DON’T: Use dog shampoo past its expiration date – ingredients degrade over time, rendering them less effective or potentially becoming an irritant.
DO: Use lukewarm water for your pet’s bath, roughly 80 to 90 degrees.
DON’T: Stick zealously to this rule if your pet seems to prefer something a little cooler or warmer.
DO: Stay as chipper and reassuring as possible if your dog doesn’t love bathtime, and use distractions like a “lick pad” full of peanut butter or favorite toys to keep them as happy as possible.
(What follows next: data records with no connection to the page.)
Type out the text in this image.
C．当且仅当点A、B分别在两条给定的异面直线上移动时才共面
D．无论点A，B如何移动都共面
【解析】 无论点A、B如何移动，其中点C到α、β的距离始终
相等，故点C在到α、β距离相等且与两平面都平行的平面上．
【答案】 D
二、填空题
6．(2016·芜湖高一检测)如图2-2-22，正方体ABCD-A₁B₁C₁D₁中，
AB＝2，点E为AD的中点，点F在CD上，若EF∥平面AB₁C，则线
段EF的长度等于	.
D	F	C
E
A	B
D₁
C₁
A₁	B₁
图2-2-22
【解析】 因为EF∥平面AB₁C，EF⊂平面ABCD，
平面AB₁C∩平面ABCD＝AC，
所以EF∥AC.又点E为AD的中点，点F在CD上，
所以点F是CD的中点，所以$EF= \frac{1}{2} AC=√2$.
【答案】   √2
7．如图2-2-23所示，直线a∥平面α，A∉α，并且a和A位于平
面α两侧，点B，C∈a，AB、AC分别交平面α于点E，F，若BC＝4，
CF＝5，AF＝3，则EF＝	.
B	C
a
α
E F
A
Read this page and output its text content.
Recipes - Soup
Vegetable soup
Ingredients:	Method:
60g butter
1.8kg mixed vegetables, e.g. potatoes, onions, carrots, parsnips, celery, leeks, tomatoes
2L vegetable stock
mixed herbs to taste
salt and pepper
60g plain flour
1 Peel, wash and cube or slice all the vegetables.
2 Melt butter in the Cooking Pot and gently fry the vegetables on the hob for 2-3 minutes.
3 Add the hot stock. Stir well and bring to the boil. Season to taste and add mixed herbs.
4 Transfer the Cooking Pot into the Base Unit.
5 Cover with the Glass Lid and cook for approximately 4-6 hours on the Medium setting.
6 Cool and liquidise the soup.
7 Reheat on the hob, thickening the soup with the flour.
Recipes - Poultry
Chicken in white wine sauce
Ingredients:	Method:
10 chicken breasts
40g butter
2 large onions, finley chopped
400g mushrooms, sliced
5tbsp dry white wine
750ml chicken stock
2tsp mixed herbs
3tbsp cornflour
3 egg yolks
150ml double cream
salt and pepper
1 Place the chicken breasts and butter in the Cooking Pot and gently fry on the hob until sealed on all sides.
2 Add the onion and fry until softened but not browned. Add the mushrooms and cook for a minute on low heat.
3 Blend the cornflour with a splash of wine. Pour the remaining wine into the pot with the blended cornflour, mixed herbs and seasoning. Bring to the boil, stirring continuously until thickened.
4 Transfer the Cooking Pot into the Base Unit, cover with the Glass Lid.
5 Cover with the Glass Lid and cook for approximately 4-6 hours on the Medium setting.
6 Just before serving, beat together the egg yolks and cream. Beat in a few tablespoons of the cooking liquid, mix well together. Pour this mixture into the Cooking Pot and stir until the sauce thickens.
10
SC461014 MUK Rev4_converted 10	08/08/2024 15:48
Keep treats handy to reward good behavior, too!
DON’T: Let your own negative feelings about these baths affect how you treat your pet or get angry when your dog is less than obedient – this will just create more frustration.
DO: Pat your dog dry with a thick bath towel or towels to soak up as much moisture as you can. Then let the fur air-dry, but don’t let your dog outside until they’re completely dry to minimize their ability to undo all the work you’ve just done.
DON’T: Use a hair dryer if they’re at all startled or scared by all of the noise. And if you do, keep the nozzle at least two inches away from their fur and keep it moving rather than let it point at a particular spot, which can lead to irritation or even burns.
DO: Examine your dog for any unusual bumps, scratches or other forms of skin irritation which might be easier to spot through wet, slicked-down hair than their normal fluff.
DON”T: Avoid taking your dog to a professional groomer when you can afford to. It saves you time and groomers are trained to look for telltale signs of skin irritation or possible health issues.